Archive for February, 2013

Answer to the “School” challenge

I’m happy to see mostly correct answers to the School coding challenge.

To make things more interesting, let’s start by looking at a naïve (and wrong) solution:

  @Override
  public int hashCode() {
    final int prime = 31;
    int result = 1;
    result = prime * result + ((name == null) ? 0 : name.hashCode());
    result = prime * result + ((nickname == null) ? 0 : nickname.hashCode());
    return result;
  }
  @Override
  public boolean equals(Object obj) {
    // ... details omitted
    return other.nickname.equals(nickname) || other.name.equals(name);
  }

Let’s create two School objects, make sure they are equal, add them to a set and then display this set:

    School school1 = new School("University of Pennsylvania", "upenn");
    School school2 = new School("University of Pennsylvania", "Penn State");
    System.out.println("Equals: " + school1.equals(school2));
    Set<School> schools = Sets.newHashSet();
    schools.add(school1);
    schools.add(school2);
    System.out.println("Set: " + schools);

The output:

Equals: true
Set: [com.beust.School@d8e612c6, com.beust.School@7086780a]

This is obviously wrong and caused by the fact that this implementation breaks several laws, among which: “if two objects are equal, their hashcode should be equal as well”. However, this is clearly not the case here since the two objects instantiated in the main method are equal but their hash code are different, since it’s calculated from both the name and nickname. The consequences of such an implementation are disastrous in more ways than one, starting with the fact that your objects cannot reliably be stored in nor retrieved from identity-based collections (e.g. sets and maps).

The only way out of this would be to return a variable hashcode, but this doesn’t make sense since we wouldn’t know what field to base that hash code on.

Most commenters came up with the idea of always returning the same value for hashCode(), regardless of the name and nickname values. This approach is actually correct but it comes at the cost of losing all running time benefits offered by sets and maps, such as constant time retrievals. Instead, Hashmap#get and Set#contains are now linear operations. That’s a pretty bad prank to pull on your coworkers when their collections can contain millions of objects.

So, what’s the best way to solve this problem?

I’m not quite sure. There are several approaches, all with their pros and cons.

The first idea would be to not override equals and hashCode, using their default implementation defined on Object. This implementation (simple reference equality test) is guaranteed to be wrong in most cases, but since you can’t write a correct one, maybe the best approach is to do nothing.

Another approach would be to throw an OperationNotSupportedException in equals/hashCode.

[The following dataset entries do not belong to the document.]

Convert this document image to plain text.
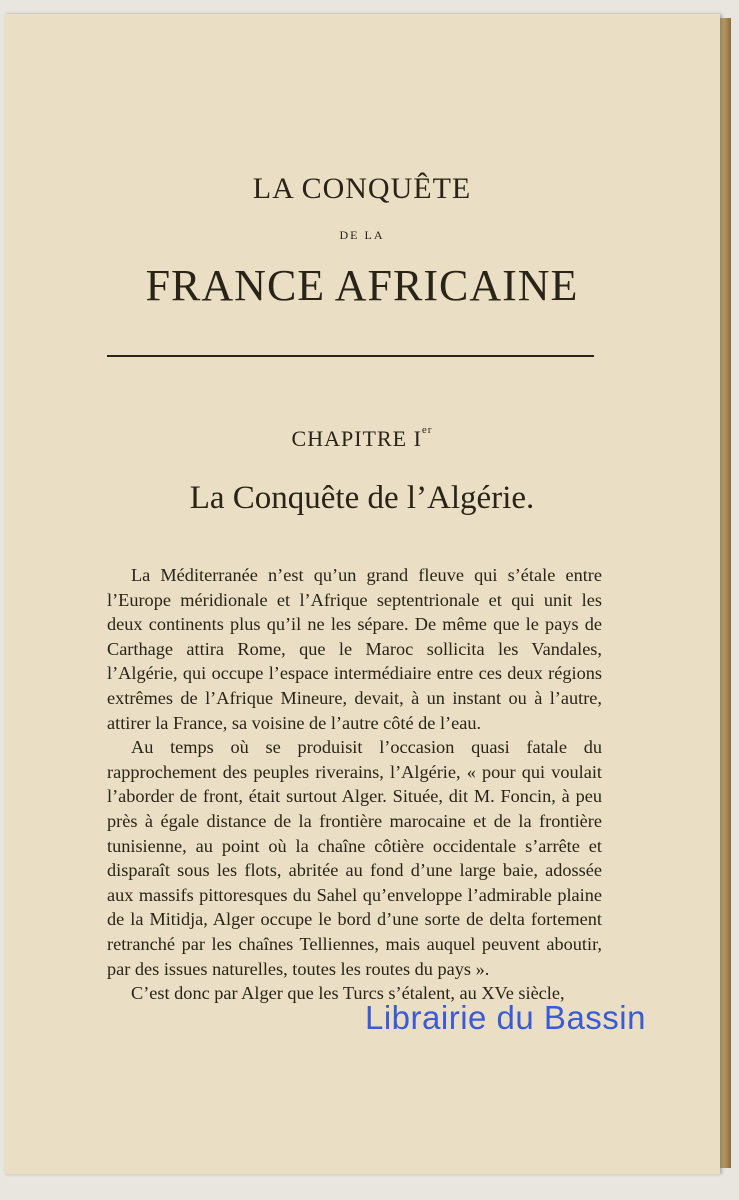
LA CONQUÊTE
DE LA
FRANCE AFRICAINE
CHAPITRE Ier
La Conquête de l’Algérie.

La Méditerranée n’est qu’un grand fleuve qui s’étale entre l’Europe méridionale et l’Afrique septentrionale et qui unit les deux continents plus qu’il ne les sépare. De même que le pays de Carthage attira Rome, que le Maroc sollicita les Vandales, l’Algérie, qui occupe l’espace intermédiaire entre ces deux régions extrêmes de l’Afrique Mineure, devait, à un instant ou à l’autre, attirer la France, sa voisine de l’autre côté de l’eau.

Au temps où se produisit l’occasion quasi fatale du rapprochement des peuples riverains, l’Algérie, « pour qui voulait l’aborder de front, était surtout Alger. Située, dit M. Foncin, à peu près à égale distance de la frontière marocaine et de la frontière tunisienne, au point où la chaîne côtière occidentale s’arrête et disparaît sous les flots, abritée au fond d’une large baie, adossée aux massifs pittoresques du Sahel qu’enveloppe l’admirable plaine de la Mitidja, Alger occupe le bord d’une sorte de delta fortement retranché par les chaînes Telliennes, mais auquel peuvent aboutir, par des issues naturelles, toutes les routes du pays ».

C’est donc par Alger que les Turcs s’étalent, au XVe siècle,

Librairie du Bassin
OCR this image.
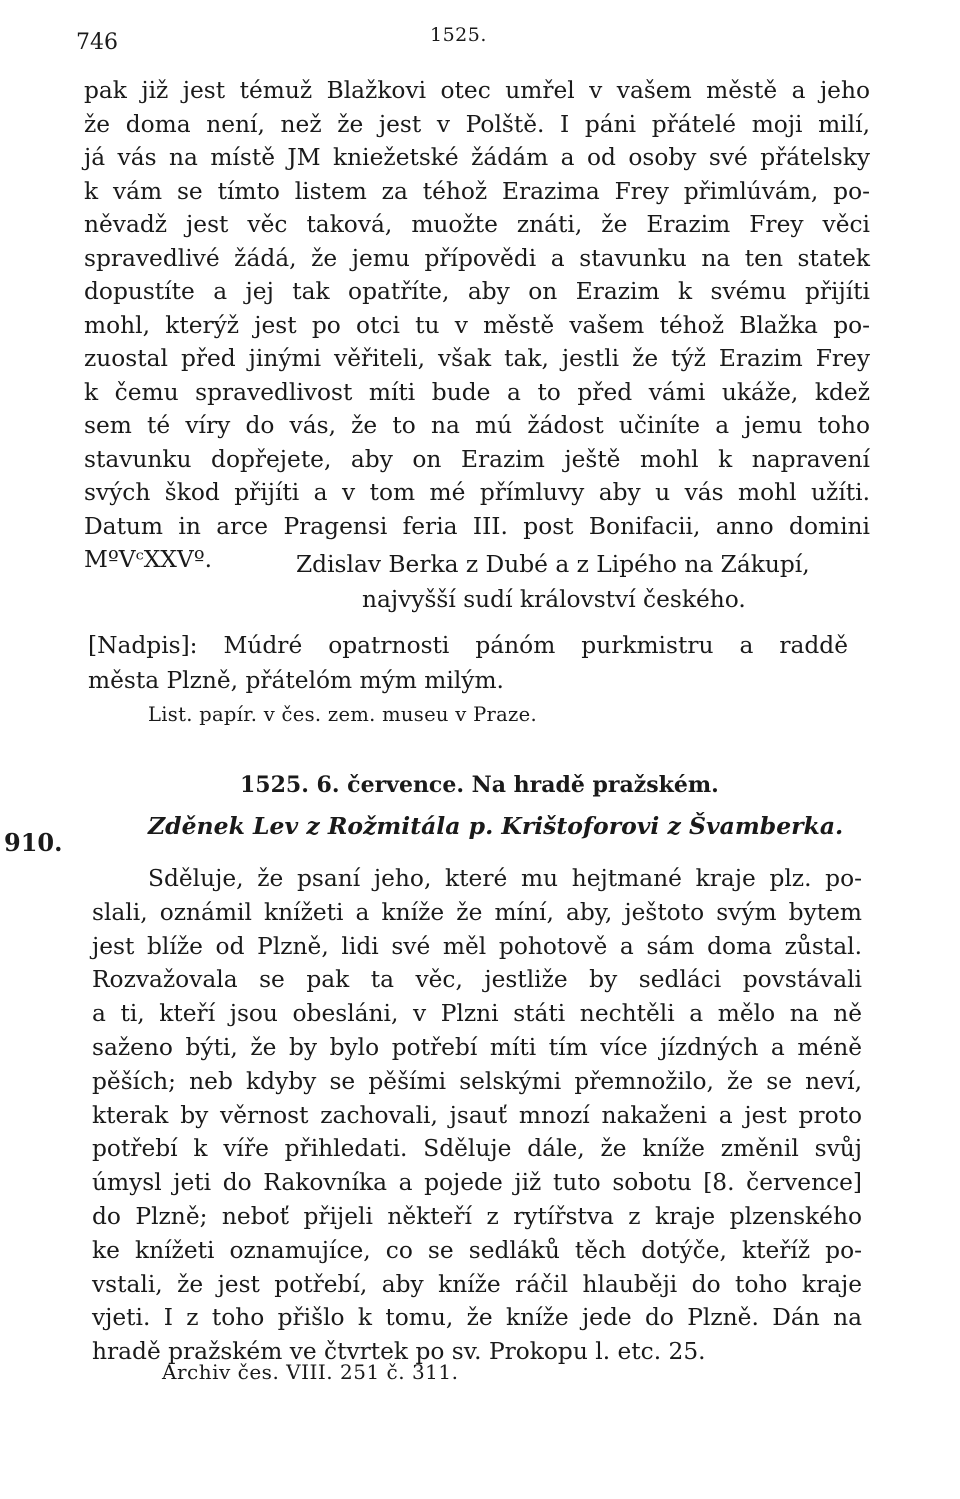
746	1525.
pak již jest témuž Blažkovi otec umřel v vašem městě a jeho
že doma není, než že jest v Polště. I páni přátelé moji milí,
já vás na místě JM kniežetské žádám a od osoby své přátelsky
k vám se tímto listem za téhož Erazima Frey přimlúvám, po-
něvadž jest věc taková, muožte znáti, že Erazim Frey věci
spravedlivé žádá, že jemu přípovědi a stavunku na ten statek
dopustíte a jej tak opatříte, aby on Erazim k svému přijíti
mohl, kterýž jest po otci tu v městě vašem téhož Blažka po-
zuostal před jinými věřiteli, však tak, jestli že týž Erazim Frey
k čemu spravedlivost míti bude a to před vámi ukáže, kdež
sem té víry do vás, že to na mú žádost učiníte a jemu toho
stavunku dopřejete, aby on Erazim ještě mohl k napravení
svých škod přijíti a v tom mé přímluvy aby u vás mohl užíti.
Datum in arce Pragensi feria III. post Bonifacii, anno domini
MºVᶜXXVº.	Zdislav Berka z Dubé a z Lipého na Zákupí,
najvyšší sudí království českého.
[Nadpis]: Múdré opatrnosti pánóm purkmistru a raddě
města Plzně, přátelóm mým milým.
List. papír. v čes. zem. museu v Praze.
1525. 6. července. Na hradě pražském.
910.
Zděnek Lev z Rožmitála p. Krištoforovi z Švamberka.
Sděluje, že psaní jeho, které mu hejtmané kraje plz. po-
slali, oznámil knížeti a kníže že míní, aby, ještoto svým bytem
jest blíže od Plzně, lidi své měl pohotově a sám doma zůstal.
Rozvažovala se pak ta věc, jestliže by sedláci povstávali
a ti, kteří jsou obesláni, v Plzni státi nechtěli a mělo na ně
saženo býti, že by bylo potřebí míti tím více jízdných a méně
pěších; neb kdyby se pěšími selskými přemnožilo, že se neví,
kterak by věrnost zachovali, jsauť mnozí nakaženi a jest proto
potřebí k víře přihledati. Sděluje dále, že kníže změnil svůj
úmysl jeti do Rakovníka a pojede již tuto sobotu [8. července]
do Plzně; neboť přijeli někteří z rytířstva z kraje plzenského
ke knížeti oznamujíce, co se sedláků těch dotýče, kteříž po-
vstali, že jest potřebí, aby kníže ráčil hlauběji do toho kraje
vjeti. I z toho přišlo k tomu, že kníže jede do Plzně. Dán na
hradě pražském ve čtvrtek po sv. Prokopu l. etc. 25.
Archiv čes. VIII. 251 č. 311.
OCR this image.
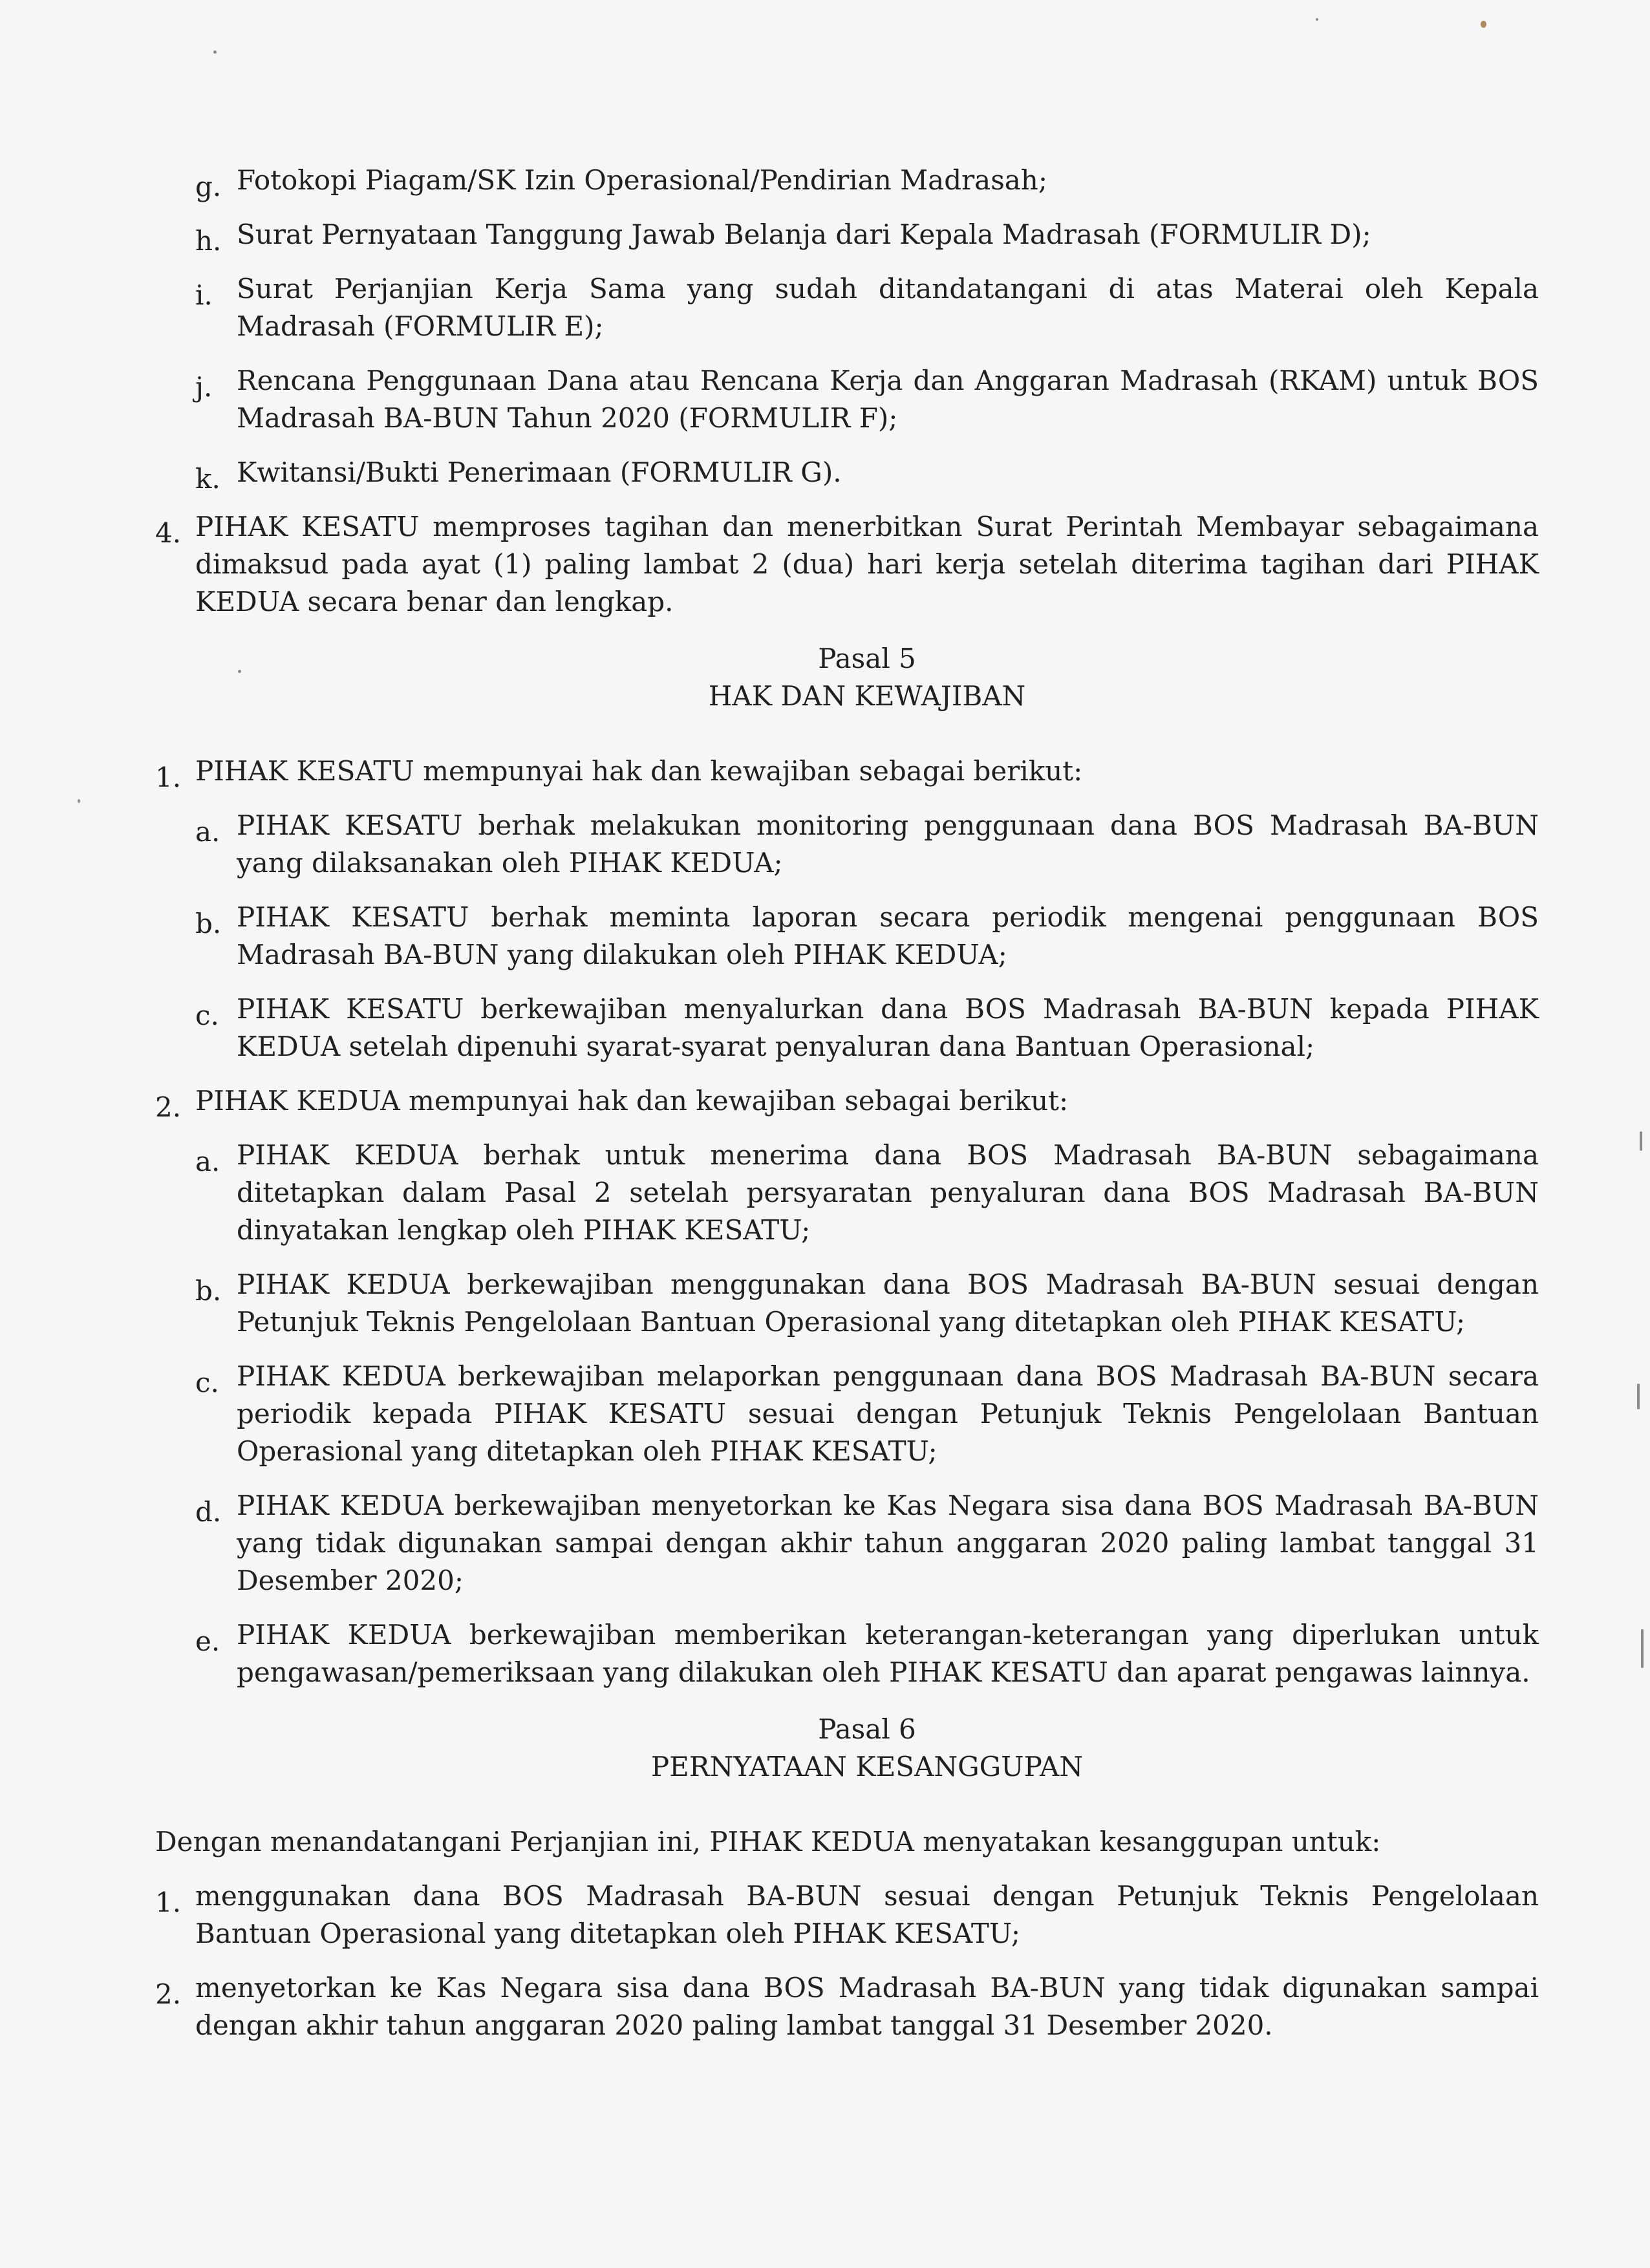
g. Fotokopi Piagam/SK Izin Operasional/Pendirian Madrasah;
h. Surat Pernyataan Tanggung Jawab Belanja dari Kepala Madrasah (FORMULIR D);
i. Surat Perjanjian Kerja Sama yang sudah ditandatangani di atas Materai oleh Kepala Madrasah (FORMULIR E);
j. Rencana Penggunaan Dana atau Rencana Kerja dan Anggaran Madrasah (RKAM) untuk BOS Madrasah BA-BUN Tahun 2020 (FORMULIR F);
k. Kwitansi/Bukti Penerimaan (FORMULIR G).
4. PIHAK KESATU memproses tagihan dan menerbitkan Surat Perintah Membayar sebagaimana dimaksud pada ayat (1) paling lambat 2 (dua) hari kerja setelah diterima tagihan dari PIHAK KEDUA secara benar dan lengkap.
Pasal 5
HAK DAN KEWAJIBAN
1. PIHAK KESATU mempunyai hak dan kewajiban sebagai berikut:
a. PIHAK KESATU berhak melakukan monitoring penggunaan dana BOS Madrasah BA-BUN yang dilaksanakan oleh PIHAK KEDUA;
b. PIHAK KESATU berhak meminta laporan secara periodik mengenai penggunaan BOS Madrasah BA-BUN yang dilakukan oleh PIHAK KEDUA;
c. PIHAK KESATU berkewajiban menyalurkan dana BOS Madrasah BA-BUN kepada PIHAK KEDUA setelah dipenuhi syarat-syarat penyaluran dana Bantuan Operasional;
2. PIHAK KEDUA mempunyai hak dan kewajiban sebagai berikut:
a. PIHAK KEDUA berhak untuk menerima dana BOS Madrasah BA-BUN sebagaimana ditetapkan dalam Pasal 2 setelah persyaratan penyaluran dana BOS Madrasah BA-BUN dinyatakan lengkap oleh PIHAK KESATU;
b. PIHAK KEDUA berkewajiban menggunakan dana BOS Madrasah BA-BUN sesuai dengan Petunjuk Teknis Pengelolaan Bantuan Operasional yang ditetapkan oleh PIHAK KESATU;
c. PIHAK KEDUA berkewajiban melaporkan penggunaan dana BOS Madrasah BA-BUN secara periodik kepada PIHAK KESATU sesuai dengan Petunjuk Teknis Pengelolaan Bantuan Operasional yang ditetapkan oleh PIHAK KESATU;
d. PIHAK KEDUA berkewajiban menyetorkan ke Kas Negara sisa dana BOS Madrasah BA-BUN yang tidak digunakan sampai dengan akhir tahun anggaran 2020 paling lambat tanggal 31 Desember 2020;
e. PIHAK KEDUA berkewajiban memberikan keterangan-keterangan yang diperlukan untuk pengawasan/pemeriksaan yang dilakukan oleh PIHAK KESATU dan aparat pengawas lainnya.
Pasal 6
PERNYATAAN KESANGGUPAN
Dengan menandatangani Perjanjian ini, PIHAK KEDUA menyatakan kesanggupan untuk:
1. menggunakan dana BOS Madrasah BA-BUN sesuai dengan Petunjuk Teknis Pengelolaan Bantuan Operasional yang ditetapkan oleh PIHAK KESATU;
2. menyetorkan ke Kas Negara sisa dana BOS Madrasah BA-BUN yang tidak digunakan sampai dengan akhir tahun anggaran 2020 paling lambat tanggal 31 Desember 2020.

The implementation is still wrong but at least, your program will crash loudly if someone attempts to put these objects in an identity-based collection.

Ultimately, you really want to get rid of the fuzzy matching performed in the equals method, so the best approach is probably to perform a first pass on all your School objects and unify all those that are equal under the same id. After this, you can implement equals/hashCode based on this id field.

Coding challenge (“light” edition)

This coding challenge is a bit different from the previous one ([1] [2]) because it is shorter and also a bit more closely tied to Java.

A School has either a name (“Stanford”) or a nickname (“UCSD”) or both.

Your task is to write equals() and hashCode() methods for the School class that satisfy the following requirement: two Schools are identical if they either have the same name or the same nickname.